The generational argument that today’s doctors view medicine as a job rather than a calling is one I have heard, and one I reject. It is a false dichotomy, of course; it is not just “a job.” It is not simply “a calling.” It is both. And we should recognize that the previous generation of physicians practiced in a materially different financial environment. Reimbursement was more favorable. Debt burdens were lower. Administrative overhead was less crushing. The conditions that allowed medicine to feel more financially secure were structural, not necessarily spiritual. The physicians I know in training and in early practice are navigating a system that is simultaneously less lucrative and, in some ways, more demanding than the one their predecessors entered. They are choosing primary care when the income differential versus subspecialty medicine has never been wider. They are choosing rural practice when rural health care has never been more financially precarious. That physicians still make these choices at all speaks to something durable and genuine in the people making them.

Doctor’s Day 2026

National Doctor’s Day falls on March 30, and it offers an occasion for something more than appreciation, an occasion for honesty. The physician sitting across from a patient at the most vulnerable moments of that patient’s life has invested a decade or more of training, carries substantial financial risk, and operates within a reimbursement and bureaucratic environment that grows more complicated each year. Patients may see the doctor for 15 minutes. But they cannot see the decade-plus of hard work and long hours that led to the privilege of being a doctor. They do not see the massive debt, the insurance games physicians navigate, or the documentation burdens that extend well past the end of that 15-minute visit. What the patients do see is someone who showed up. Someone who cares. Someone who is trying their best to provide healing.

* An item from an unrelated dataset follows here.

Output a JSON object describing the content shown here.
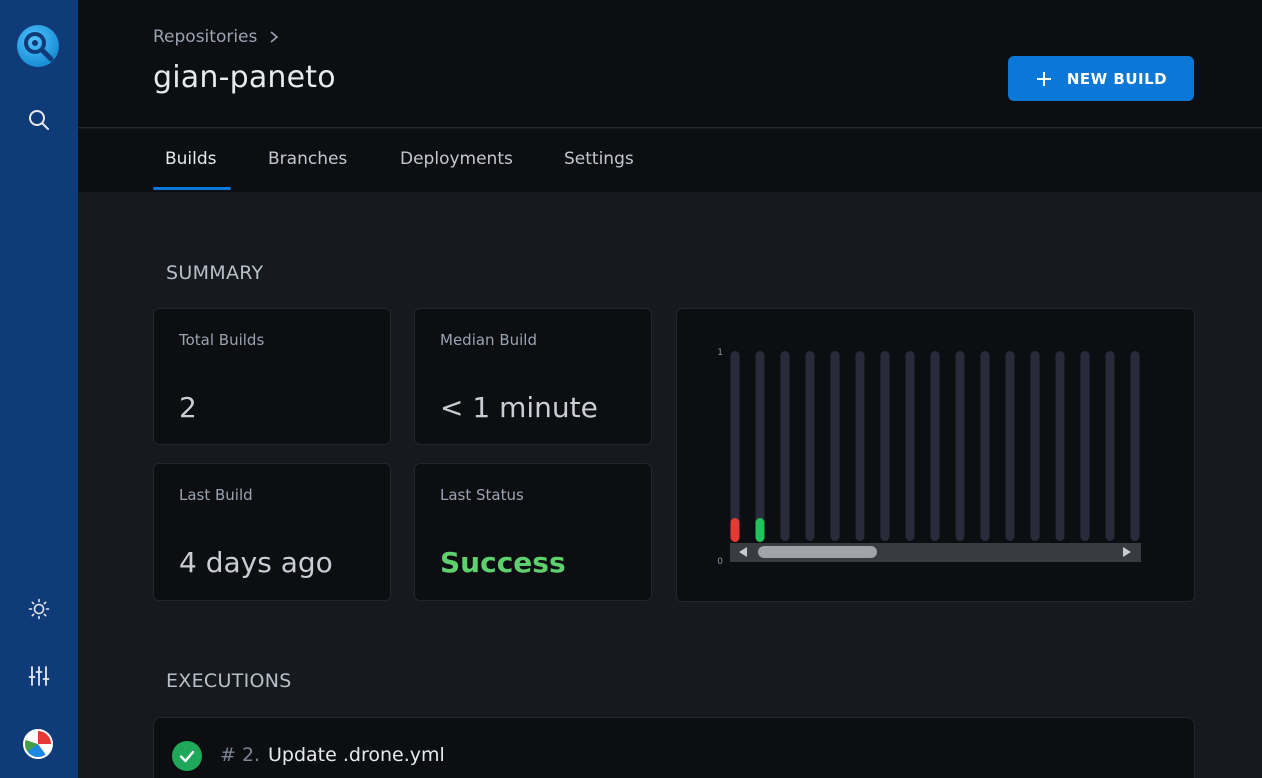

Physicians are choosing to care every day. Choosing to practice in places the market does not reward, choosing to care for patients despite their financial means, and choosing to help communities that need it most. They are doing so in spite of a system that does not properly support them. That fact deserves recognition not just once a year, but in the policy conversations and reimbursement structures and loan frameworks that shape what is and is not possible. Every system is perfectly designed for the results it gets. And it is past time to design a different one.

Michael Jerkins is a physician executive.